My first musical discovery in 2014 is a live recording from
2011 of Cuban pianist Jorge Luis Prats. Not only was I unfamiliar with Mr.
Prats’s artistry, much of the repertoire he presents in his recital are new
discoveries for me.
Jorge Luis Prats won the prestigious Long-Thibaud
competition in 1977, a win that should have introduced him to the musical world
in the most spectacular way. Because Prats is Cuban, his career became the
victim of cold war politics, limiting his performances to (then) Soviet-bloc
countries as well as in Mexico, Cuba, and South America. The present recording,
made in the beautiful concert hall in Zaragoza, Spain, marks his first major
performance in Europe for many years. Listening to this recording prompted the
question of why we had to wait so long to hear this major artist. Is this not
another reminder that talent is often the last and least of the factors in the “making” of a musical career?

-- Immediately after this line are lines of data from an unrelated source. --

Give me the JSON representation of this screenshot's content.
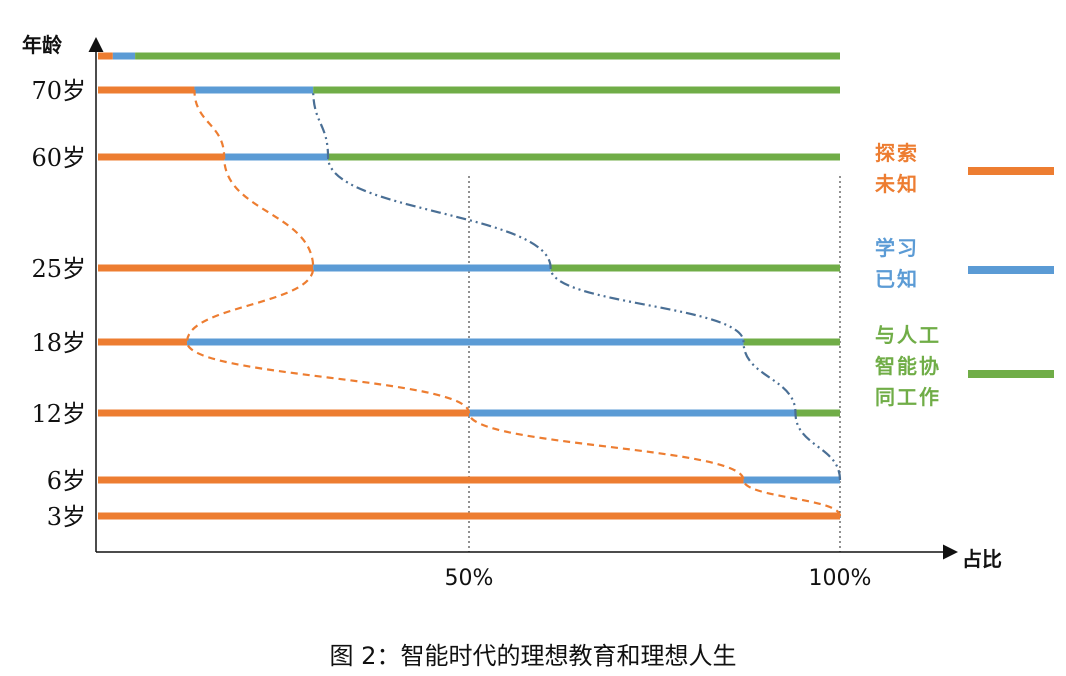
{
  "caption": "图 2：智能时代的理想教育和理想人生",
  "chart_data": {
    "type": "bar",
    "orientation": "horizontal",
    "stacked": true,
    "y_axis_title": "年龄",
    "x_axis_title": "占比",
    "x_ticks": [
      "50%",
      "100%"
    ],
    "categories": [
      "",
      "70岁",
      "60岁",
      "25岁",
      "18岁",
      "12岁",
      "6岁",
      "3岁"
    ],
    "series": [
      {
        "name": "探索未知",
        "legend_lines": [
          "探索",
          "未知"
        ],
        "color": "#ED7D31",
        "values": [
          2,
          13,
          17,
          29,
          12,
          50,
          87,
          100
        ]
      },
      {
        "name": "学习已知",
        "legend_lines": [
          "学习",
          "已知"
        ],
        "color": "#5B9BD5",
        "values": [
          3,
          16,
          14,
          32,
          75,
          44,
          13,
          0
        ]
      },
      {
        "name": "与人工智能协同工作",
        "legend_lines": [
          "与人工",
          "智能协",
          "同工作"
        ],
        "color": "#70AD47",
        "values": [
          95,
          71,
          69,
          39,
          13,
          6,
          0,
          0
        ]
      }
    ],
    "gridlines_x": [
      50,
      100
    ],
    "xlim": [
      0,
      100
    ],
    "legend_position": "right"
  }
}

Prats opened his recital with five of Granados’s monumental
piano cycle, Goyescas – the pianist
left out the Epilogo, but inserted
between the fourth and fifth pieces another Granados work, El pelele. Goyescas was
of course the composer’s hommage to
the great Spanish painter. Granados loved the
works of Goya, “for his models, quarrels, his loves and flatteries; those pink
and white cheeks against lace and black velvet, those tight-waisted bodies,
hands of jasmine and mother-of-pearl resting on jet trinkets. All of these
things dazzled and possessed me.”
Just as the works of Goya dazzled Granados, listeners have
long been dazzled and moved by Granados’s richly coloured score ever since its
premiere in 1914, with its dense and multi-layered piano writing, and its many
beguiling melodies. The thickness of the pianistic texture, as well as the almost
insurmountable pianistic challenges, presents difficulties for any pianist
attempting this music. For me, the greatest challenge lies in presenting this
music idiomatically, and with élan and style. Prats’s playing
towers above the many challenges presented in the score, and he plays this music
as if he was born for it. The pianist brings out the character of every work in
the set - the suaveness and gracefulness of the opening Los Requiebros, the quasi-impressionistic Coloquio en la Reja, the high-spirited El Fandango de Candil, the melancholic and tender Quejas Ó La Maya Y El Ruiseñor, for me the emotional core of the entire set, and
the death-haunted El Amor Y La Muerte
– and highlight for us the beauty inherent in every one of the unique pieces in
Granados giant canvas. These are performances that give us not only visceral excitement, which many
pianists today are capable of, but moments of great depth, expressiveness,
emotion and tenderness. This is piano playing that moves.
I only wonder why the pianist added El pelele in between Quejas Ó La Maya
Y El Ruiseñor and El Amor Y La Muerte. For me, the
character of El pelele does not match
the character of the rest of the pieces in the set. Moreover, there is a strong
thematic connection between Quejas
Ó
La Maya Y El Ruiseñor and El Amor Y La Muerte, as well as an
emotional connection between the two works, a connection that is broken by the
insertion of an extraneous work in between.
None of the other works in
this recital, from Heitor Villa-Lobos’s Bachiana
brasileira No. 4, to the three encores that followed, cast any doubts in my
mind that Jorge Luis Prats is a stupendous pianist, and a major artist. In the
three encores, the pianist rewards the audience with Carlos Fariñas’s Alta Gracia, Ignacio Cervantes
salon-like Danzas cubanas, and
Ernesto Lecuona’s famous Malagueña.
These are music of a lighter vein, which in many ways augments the challenge
for the artist, who must play this music not only convincingly, but also with
taste. Prats plays this music with great humour, conviction, taste, and style.
I hope that this
beautifully recorded and engineered recording from Decca will serve to raise the
consciousness of Jorge Luis Prats in the minds of music lovers. There is no
reason why an artist of this caliber should not become a household name in
pianistic circles. He certainly deserves to be.